4. Coaching tools – Managers will likely have developed some of these tools already so the focus is on refining their use and developing their skill in deploying them. Tools such as:
- Building rapport – creating the conditions for the other person to feel secure and open to exploring potentially challenging issues.
- Contracting – being clear and agreeing with the coachee what the process will be and what things are confidential and what are not.
- Effective listening – this is often difficult for some managers who can think that as the manager they must always have the right answer so they can be constructing the answer or response rather than actively listening.
- Questioning techniques – understanding how and when to probe and how deeply to probe.
- Powerful questions – these are questions which are open ended and help the person think and explore the particular issue in a deep way.
5. A simple but useful coaching framework – We use the GROW model developed by Graham Alexander, Alan Fine and Sir John Whitmore. This provides a robust process that managers can quickly understand and use effectively.
Generating feedback to improve practice
In addition it can be useful for managers to benchmark how they are currently behaving as coaches. We use two approaches for generating feedback for the manager:
- Firstly, working in learning trios on live coaching exercises where each person in the trio has the opportunity to coach another on a real current issue and receive feedback.

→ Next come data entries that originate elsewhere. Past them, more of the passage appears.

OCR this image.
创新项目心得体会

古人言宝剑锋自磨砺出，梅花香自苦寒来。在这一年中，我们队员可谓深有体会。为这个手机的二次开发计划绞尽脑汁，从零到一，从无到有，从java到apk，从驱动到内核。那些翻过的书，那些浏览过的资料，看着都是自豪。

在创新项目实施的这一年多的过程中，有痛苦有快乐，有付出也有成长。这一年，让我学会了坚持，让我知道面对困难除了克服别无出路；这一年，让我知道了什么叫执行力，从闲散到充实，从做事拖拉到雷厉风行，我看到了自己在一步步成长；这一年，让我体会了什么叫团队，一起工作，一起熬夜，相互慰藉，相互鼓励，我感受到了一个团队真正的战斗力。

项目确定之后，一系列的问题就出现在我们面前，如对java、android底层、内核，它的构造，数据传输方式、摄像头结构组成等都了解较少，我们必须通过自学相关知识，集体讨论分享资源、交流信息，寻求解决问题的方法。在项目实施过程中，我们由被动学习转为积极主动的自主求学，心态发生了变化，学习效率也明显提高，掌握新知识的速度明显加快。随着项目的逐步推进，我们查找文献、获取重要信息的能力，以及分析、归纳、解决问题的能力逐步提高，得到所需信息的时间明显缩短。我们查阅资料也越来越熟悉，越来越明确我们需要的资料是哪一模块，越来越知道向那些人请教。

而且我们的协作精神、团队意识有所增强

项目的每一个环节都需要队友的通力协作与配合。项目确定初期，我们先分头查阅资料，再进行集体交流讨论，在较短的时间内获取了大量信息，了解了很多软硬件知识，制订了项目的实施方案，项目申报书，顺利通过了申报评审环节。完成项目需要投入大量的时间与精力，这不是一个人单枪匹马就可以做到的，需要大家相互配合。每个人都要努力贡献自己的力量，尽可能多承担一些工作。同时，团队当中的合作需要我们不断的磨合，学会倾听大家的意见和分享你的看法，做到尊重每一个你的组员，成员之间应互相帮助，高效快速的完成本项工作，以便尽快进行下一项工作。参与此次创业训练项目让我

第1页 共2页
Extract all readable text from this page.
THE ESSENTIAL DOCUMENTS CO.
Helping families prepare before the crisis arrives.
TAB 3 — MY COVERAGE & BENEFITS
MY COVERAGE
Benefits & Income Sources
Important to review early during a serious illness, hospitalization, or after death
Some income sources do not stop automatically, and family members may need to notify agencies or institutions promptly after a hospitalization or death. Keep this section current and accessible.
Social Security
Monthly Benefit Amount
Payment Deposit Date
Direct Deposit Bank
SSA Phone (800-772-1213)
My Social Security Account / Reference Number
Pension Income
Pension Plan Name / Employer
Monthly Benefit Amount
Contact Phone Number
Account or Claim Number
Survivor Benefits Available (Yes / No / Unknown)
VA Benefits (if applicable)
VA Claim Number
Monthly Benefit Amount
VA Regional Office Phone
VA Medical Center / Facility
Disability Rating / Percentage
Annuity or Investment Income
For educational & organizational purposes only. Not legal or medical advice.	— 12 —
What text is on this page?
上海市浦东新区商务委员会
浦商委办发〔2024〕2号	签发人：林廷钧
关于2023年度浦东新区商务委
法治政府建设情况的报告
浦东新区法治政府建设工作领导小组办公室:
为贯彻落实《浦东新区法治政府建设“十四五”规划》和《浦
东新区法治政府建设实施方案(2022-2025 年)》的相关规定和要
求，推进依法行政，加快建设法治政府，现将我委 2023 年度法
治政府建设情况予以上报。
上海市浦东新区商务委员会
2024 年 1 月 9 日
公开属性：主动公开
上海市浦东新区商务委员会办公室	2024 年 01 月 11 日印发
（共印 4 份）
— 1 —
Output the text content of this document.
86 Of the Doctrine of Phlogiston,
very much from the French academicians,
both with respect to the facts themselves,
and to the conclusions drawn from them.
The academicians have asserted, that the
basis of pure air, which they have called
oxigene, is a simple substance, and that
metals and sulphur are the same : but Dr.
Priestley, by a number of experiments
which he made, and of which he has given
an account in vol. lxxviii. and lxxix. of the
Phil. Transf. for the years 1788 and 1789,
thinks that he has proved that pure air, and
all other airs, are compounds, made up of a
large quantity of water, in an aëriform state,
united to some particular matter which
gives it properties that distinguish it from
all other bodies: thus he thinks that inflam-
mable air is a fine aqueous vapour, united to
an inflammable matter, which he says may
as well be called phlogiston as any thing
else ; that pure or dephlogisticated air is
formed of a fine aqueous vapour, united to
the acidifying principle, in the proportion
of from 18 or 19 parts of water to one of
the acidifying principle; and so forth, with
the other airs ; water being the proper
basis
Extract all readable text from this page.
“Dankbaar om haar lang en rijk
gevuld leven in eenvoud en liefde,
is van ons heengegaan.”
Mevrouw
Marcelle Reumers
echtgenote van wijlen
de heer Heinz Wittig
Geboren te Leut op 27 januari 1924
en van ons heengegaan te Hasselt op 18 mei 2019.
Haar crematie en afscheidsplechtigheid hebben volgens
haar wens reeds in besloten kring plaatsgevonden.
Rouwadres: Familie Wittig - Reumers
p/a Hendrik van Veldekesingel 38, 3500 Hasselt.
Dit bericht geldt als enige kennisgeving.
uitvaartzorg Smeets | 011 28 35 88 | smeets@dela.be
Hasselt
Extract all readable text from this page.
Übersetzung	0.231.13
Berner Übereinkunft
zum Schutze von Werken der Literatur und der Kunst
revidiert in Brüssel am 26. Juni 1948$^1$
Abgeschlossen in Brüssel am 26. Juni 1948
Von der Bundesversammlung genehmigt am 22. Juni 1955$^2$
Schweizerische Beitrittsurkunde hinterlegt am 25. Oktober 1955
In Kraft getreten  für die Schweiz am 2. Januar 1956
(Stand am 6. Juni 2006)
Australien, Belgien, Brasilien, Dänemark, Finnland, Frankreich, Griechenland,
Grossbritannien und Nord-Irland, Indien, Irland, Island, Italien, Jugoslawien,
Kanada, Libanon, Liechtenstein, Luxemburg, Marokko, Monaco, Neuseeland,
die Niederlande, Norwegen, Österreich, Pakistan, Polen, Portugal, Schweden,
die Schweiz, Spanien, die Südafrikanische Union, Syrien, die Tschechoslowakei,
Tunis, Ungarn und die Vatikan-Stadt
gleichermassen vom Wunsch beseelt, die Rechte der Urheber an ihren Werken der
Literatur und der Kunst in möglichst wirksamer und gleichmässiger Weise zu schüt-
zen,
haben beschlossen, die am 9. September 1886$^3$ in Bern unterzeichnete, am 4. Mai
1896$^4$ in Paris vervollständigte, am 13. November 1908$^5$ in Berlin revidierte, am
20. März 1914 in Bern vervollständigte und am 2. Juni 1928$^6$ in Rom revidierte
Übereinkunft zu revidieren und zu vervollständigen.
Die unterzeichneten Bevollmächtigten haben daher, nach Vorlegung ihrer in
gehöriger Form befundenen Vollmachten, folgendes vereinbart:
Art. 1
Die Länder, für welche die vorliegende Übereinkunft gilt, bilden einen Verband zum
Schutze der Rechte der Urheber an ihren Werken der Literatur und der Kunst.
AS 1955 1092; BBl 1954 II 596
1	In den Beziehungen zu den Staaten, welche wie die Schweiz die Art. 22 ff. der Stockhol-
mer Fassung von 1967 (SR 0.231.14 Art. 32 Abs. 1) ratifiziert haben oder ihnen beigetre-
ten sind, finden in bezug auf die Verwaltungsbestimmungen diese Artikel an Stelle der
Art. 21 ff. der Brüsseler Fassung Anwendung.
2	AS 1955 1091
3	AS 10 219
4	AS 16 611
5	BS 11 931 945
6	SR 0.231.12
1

This exercise can often be an eye opener for managers in seeing and appreciating the value of coaching.
- Secondly, using an instrument we have developed called the “Coaching Mirror” ©PPI, which we use to gather and report on 180° or 360° feedback on observed coaching behaviour.
Sustaining the application
Some powerful methods that we have found for ensuring managers sustain the application of coaching in practice, once they have been mobilised and skilled through a development intervention, include:
- Promoting that they have continued regular meetings and reviews with their learning trios, or training partners, with a view to sharing and coaching each other on how well they are applying the approach and how they might overcome any obstacles to continued application.
- Having a follow up review individually and/or collectively with the external expert to review, refine and reinvigorate their practice.
- Being regularly asked by their own manager to report on how their application of coaching with their own people is going.